Haha op my dd loves Prude and Prejudice so much, but she did Frankenstein in school. She certainly eyed up the P&P question but of course did the F one, bound to do better on a book you have actually analysed 😁😁

clary · 01/10/2018 19:08

PRIDE not Prude lol

Mrskeats · 01/10/2018 19:09

How could you know another book better if you’ve been taught the other one for 2 years?

Nagaram · 01/10/2018 21:16

I would love to study Prude and Prejudice Grin

clary · 01/10/2018 23:41

nagaram 😂😂😂

pacer142 · 02/10/2018 08:48

There's a massive difference between reading a book and studying it. Even if you have memorised every single word of a book, you may still not "understand" it in the way you need to get decent marks in an Eng Lit exam.

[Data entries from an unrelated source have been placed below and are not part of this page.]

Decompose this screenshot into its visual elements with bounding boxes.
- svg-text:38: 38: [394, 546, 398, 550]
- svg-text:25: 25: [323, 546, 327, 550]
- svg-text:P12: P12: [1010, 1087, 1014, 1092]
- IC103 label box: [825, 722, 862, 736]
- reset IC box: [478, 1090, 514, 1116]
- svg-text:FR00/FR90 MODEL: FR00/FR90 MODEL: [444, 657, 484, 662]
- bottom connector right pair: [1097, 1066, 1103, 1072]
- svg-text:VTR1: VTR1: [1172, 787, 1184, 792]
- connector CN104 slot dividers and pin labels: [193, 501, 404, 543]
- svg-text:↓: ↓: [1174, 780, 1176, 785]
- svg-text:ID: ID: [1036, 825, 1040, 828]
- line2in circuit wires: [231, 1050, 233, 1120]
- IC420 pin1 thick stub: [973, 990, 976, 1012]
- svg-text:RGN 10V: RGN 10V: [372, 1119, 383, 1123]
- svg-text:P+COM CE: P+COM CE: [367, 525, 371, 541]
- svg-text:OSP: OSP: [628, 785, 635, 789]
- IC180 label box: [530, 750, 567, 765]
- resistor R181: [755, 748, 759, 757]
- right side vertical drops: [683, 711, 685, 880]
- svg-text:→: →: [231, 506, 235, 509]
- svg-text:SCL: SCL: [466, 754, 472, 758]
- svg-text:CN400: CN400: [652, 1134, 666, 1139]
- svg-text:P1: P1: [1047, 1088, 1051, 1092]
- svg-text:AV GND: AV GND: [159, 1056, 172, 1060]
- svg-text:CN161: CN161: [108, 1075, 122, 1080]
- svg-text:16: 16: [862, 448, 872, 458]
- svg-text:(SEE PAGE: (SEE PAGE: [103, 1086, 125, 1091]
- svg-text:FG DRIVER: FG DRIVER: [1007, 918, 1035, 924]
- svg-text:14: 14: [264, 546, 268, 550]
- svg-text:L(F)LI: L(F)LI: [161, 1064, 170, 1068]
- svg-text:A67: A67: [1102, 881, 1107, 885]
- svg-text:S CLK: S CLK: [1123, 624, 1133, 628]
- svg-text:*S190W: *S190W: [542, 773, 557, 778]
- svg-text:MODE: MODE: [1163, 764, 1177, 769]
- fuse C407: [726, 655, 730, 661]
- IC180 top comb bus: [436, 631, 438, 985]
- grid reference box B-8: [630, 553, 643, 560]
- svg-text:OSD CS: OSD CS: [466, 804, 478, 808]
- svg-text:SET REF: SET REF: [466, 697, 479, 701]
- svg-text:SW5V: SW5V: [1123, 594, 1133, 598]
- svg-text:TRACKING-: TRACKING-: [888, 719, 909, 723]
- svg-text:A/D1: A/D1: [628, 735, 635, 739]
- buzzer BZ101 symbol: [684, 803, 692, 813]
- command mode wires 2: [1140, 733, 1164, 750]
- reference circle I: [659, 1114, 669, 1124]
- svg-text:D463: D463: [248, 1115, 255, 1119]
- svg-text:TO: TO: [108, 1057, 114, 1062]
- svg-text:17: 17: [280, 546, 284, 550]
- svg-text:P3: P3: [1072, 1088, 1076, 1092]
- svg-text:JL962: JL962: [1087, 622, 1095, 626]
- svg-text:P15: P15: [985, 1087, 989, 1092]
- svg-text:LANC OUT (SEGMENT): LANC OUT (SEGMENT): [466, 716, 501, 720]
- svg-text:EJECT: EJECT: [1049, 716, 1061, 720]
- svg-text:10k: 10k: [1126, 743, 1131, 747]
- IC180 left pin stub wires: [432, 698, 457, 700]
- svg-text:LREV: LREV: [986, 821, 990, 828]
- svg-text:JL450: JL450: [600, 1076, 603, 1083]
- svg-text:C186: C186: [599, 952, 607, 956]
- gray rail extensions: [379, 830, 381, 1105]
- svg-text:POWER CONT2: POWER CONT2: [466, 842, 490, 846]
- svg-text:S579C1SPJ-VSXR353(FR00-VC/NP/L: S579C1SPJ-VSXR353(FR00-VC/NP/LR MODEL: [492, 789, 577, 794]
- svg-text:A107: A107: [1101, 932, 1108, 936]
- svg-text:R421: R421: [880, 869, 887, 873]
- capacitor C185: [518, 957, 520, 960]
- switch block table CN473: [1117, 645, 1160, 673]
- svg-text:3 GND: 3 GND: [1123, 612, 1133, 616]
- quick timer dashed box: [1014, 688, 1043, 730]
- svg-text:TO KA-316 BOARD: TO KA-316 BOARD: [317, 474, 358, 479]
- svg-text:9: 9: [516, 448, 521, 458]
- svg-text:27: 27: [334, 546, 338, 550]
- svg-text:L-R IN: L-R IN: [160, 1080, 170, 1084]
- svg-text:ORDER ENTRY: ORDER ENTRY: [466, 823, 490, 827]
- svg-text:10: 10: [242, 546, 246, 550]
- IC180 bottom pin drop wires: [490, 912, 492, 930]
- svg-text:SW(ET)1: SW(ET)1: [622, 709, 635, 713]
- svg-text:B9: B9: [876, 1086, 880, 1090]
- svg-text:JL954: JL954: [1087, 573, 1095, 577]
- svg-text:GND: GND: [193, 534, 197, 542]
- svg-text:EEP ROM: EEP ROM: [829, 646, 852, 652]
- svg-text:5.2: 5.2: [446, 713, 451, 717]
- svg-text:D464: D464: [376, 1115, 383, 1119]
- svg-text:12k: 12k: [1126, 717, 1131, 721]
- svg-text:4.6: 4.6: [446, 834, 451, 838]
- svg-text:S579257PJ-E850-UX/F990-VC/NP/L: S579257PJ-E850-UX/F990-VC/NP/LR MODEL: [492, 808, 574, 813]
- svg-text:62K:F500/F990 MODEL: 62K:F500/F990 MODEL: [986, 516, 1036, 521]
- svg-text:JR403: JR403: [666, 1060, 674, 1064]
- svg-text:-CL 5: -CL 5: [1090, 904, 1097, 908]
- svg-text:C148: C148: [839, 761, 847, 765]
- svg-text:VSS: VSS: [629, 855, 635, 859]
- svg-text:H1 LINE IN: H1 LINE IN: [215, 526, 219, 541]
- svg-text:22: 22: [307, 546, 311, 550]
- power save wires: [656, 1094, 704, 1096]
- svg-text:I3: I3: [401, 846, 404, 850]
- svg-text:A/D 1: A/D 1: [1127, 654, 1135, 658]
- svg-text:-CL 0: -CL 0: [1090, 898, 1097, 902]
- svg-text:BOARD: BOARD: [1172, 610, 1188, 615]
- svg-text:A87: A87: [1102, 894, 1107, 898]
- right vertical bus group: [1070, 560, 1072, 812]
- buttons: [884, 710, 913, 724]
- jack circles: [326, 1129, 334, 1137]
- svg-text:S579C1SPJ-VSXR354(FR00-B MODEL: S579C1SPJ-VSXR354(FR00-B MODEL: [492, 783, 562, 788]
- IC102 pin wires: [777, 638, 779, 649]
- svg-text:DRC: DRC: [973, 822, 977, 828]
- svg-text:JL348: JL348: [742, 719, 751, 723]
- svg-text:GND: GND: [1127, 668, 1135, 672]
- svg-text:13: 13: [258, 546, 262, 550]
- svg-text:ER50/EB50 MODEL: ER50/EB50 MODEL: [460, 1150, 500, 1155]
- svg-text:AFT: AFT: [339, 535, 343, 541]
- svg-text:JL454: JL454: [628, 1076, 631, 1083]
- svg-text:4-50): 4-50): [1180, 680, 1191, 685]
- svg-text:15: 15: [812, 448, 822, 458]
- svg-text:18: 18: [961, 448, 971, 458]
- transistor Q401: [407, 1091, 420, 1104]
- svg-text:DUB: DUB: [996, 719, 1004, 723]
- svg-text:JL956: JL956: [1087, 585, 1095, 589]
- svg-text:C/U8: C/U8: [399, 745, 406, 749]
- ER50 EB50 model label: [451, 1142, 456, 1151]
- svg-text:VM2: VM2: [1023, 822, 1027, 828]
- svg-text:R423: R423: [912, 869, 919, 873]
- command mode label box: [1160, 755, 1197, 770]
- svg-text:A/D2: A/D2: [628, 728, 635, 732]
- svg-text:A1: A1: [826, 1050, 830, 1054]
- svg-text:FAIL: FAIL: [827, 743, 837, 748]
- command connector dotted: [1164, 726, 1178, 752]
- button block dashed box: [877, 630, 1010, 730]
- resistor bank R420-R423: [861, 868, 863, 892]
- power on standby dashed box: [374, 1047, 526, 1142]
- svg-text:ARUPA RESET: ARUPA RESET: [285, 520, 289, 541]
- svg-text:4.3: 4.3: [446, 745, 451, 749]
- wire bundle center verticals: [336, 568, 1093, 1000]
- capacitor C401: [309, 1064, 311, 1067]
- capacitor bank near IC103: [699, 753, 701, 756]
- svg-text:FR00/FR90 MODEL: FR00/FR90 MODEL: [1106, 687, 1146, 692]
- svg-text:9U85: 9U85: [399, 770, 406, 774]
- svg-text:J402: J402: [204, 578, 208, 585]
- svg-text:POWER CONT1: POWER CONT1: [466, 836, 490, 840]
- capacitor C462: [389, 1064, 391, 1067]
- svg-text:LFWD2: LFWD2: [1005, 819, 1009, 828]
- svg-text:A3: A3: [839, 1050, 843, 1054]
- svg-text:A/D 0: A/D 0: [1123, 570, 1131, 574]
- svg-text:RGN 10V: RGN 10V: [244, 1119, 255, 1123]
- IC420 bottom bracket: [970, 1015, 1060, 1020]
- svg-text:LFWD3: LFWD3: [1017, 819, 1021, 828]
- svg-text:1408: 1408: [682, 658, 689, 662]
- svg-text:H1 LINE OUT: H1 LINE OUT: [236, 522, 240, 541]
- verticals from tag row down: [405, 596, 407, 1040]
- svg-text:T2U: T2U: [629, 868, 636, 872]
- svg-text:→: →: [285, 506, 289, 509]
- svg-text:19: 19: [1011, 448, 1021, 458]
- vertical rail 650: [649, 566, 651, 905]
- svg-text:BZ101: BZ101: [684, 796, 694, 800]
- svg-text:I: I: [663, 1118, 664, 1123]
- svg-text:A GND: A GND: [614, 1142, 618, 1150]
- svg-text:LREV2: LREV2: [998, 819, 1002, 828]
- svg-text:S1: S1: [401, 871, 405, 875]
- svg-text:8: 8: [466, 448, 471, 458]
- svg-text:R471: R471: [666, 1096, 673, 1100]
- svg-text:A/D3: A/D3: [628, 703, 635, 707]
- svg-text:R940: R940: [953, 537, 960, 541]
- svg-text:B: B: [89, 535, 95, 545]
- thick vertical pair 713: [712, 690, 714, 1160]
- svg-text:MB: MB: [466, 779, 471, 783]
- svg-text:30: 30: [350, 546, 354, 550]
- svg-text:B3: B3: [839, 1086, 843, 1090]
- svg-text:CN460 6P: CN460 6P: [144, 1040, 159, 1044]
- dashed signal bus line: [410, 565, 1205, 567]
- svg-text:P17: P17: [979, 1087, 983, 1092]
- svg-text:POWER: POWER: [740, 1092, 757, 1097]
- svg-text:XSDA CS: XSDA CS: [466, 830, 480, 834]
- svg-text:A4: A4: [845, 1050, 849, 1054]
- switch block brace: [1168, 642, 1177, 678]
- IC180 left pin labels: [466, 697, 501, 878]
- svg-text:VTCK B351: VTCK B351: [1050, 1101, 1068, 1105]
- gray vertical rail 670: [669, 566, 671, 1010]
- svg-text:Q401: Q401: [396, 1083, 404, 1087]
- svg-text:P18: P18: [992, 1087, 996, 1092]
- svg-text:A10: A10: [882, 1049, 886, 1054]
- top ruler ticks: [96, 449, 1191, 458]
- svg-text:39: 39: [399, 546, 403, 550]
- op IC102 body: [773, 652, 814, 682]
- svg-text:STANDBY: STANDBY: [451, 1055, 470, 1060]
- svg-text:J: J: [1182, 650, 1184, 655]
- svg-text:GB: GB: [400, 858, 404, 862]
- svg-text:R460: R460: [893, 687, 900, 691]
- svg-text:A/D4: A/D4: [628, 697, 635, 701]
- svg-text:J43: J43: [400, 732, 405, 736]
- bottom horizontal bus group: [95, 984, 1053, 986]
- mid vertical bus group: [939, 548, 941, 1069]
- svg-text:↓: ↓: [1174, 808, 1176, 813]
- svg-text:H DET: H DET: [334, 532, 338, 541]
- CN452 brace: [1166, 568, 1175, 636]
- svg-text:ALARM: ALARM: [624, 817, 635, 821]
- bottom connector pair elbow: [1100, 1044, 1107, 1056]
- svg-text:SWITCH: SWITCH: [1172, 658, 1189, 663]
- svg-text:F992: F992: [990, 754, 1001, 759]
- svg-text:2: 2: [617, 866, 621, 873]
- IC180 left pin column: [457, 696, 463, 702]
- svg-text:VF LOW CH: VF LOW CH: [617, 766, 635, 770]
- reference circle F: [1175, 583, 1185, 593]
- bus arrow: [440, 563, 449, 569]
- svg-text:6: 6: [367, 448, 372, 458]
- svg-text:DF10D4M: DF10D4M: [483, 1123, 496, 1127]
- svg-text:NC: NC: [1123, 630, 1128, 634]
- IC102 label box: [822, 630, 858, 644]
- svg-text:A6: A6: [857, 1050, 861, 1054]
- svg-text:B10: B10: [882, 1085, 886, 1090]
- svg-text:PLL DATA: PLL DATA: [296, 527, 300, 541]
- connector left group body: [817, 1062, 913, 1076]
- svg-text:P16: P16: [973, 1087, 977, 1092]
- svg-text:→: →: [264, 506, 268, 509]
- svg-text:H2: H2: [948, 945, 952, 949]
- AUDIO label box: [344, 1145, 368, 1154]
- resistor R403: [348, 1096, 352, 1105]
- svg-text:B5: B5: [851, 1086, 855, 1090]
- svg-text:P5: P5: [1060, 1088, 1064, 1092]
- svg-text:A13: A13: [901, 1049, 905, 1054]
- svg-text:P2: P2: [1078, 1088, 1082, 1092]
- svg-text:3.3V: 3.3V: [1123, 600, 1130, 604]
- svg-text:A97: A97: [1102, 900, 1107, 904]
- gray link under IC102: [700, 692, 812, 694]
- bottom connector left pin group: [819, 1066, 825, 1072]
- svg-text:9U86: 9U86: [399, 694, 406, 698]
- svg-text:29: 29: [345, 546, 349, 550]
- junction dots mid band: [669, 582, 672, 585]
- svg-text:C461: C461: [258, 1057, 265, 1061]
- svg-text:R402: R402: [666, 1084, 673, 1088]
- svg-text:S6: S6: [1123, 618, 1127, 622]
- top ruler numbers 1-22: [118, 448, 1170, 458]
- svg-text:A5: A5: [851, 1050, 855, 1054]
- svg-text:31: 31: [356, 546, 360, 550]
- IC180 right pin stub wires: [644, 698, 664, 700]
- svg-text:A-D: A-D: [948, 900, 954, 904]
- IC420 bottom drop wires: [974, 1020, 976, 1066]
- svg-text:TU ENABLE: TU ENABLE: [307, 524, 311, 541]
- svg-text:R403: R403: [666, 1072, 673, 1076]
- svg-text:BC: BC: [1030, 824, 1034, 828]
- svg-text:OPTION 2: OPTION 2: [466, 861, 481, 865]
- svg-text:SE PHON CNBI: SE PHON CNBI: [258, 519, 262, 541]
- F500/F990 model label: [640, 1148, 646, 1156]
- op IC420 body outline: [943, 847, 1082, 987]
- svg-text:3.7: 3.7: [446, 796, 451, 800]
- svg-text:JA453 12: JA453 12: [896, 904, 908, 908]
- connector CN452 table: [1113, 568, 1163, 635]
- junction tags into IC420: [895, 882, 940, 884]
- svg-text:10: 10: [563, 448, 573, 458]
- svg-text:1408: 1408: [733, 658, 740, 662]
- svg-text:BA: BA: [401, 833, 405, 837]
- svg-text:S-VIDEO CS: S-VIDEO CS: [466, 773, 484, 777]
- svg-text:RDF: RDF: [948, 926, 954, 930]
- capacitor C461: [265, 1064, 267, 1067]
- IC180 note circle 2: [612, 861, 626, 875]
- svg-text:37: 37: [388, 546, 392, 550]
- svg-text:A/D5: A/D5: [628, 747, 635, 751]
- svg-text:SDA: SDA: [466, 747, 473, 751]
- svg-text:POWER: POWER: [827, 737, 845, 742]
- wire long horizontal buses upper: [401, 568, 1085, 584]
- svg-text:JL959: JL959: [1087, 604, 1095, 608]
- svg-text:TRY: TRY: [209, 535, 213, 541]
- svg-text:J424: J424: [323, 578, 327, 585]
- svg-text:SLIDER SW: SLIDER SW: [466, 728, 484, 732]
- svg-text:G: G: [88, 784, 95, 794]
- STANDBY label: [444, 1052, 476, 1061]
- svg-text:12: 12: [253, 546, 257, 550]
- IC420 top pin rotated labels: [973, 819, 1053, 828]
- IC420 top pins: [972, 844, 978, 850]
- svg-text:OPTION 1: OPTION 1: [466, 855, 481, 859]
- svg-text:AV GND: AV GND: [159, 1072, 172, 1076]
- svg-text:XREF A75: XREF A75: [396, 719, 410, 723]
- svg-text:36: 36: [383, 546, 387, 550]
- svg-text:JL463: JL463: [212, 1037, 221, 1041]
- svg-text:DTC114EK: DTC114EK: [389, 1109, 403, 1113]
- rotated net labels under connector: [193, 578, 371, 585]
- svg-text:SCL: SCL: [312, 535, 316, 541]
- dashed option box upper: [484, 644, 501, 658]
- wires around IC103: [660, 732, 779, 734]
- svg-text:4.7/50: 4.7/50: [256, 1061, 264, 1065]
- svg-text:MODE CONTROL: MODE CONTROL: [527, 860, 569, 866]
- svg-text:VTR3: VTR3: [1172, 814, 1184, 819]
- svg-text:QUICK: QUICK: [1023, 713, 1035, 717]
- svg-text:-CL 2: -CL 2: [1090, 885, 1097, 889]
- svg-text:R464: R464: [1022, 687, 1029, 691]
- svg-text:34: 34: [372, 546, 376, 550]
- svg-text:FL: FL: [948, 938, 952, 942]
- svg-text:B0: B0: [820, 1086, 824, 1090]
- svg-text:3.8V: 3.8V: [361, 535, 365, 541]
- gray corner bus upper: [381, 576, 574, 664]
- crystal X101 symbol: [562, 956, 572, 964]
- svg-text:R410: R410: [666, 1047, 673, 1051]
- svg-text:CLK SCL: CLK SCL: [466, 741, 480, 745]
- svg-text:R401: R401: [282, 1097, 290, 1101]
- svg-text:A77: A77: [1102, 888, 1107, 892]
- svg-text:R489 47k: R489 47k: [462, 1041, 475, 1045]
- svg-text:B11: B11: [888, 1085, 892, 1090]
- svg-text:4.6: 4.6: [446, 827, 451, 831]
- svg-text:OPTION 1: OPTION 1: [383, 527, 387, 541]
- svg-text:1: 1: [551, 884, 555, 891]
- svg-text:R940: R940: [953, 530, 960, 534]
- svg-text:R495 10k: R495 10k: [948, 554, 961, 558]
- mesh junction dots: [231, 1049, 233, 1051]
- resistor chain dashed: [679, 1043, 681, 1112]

My son had really excellent general English/literacy skills from an early age, had a big vocabulary and would read book after book after book, and could usually remember most of it. But he didn't really "understand" them in the way of identifying plots and sub plots, identifying character traits, etc. He just couldn't "do" the subtle nuances, inferences, etc. He basically just read and remembered the words. That meant he suffered a kind of artificial limit to the number of marks he could get on the questions - he'd never "get" the points to access the top marks.

When it came to GCSEs, he actually didn't read the set texts at all. To aim for the top marks, he just read the study guides (CGP and York) for each. Not the right way by any means, but it worked and he now has a GCSE grade far better than he would have done.

There's a big difference between "reading" a book and "studying" a book.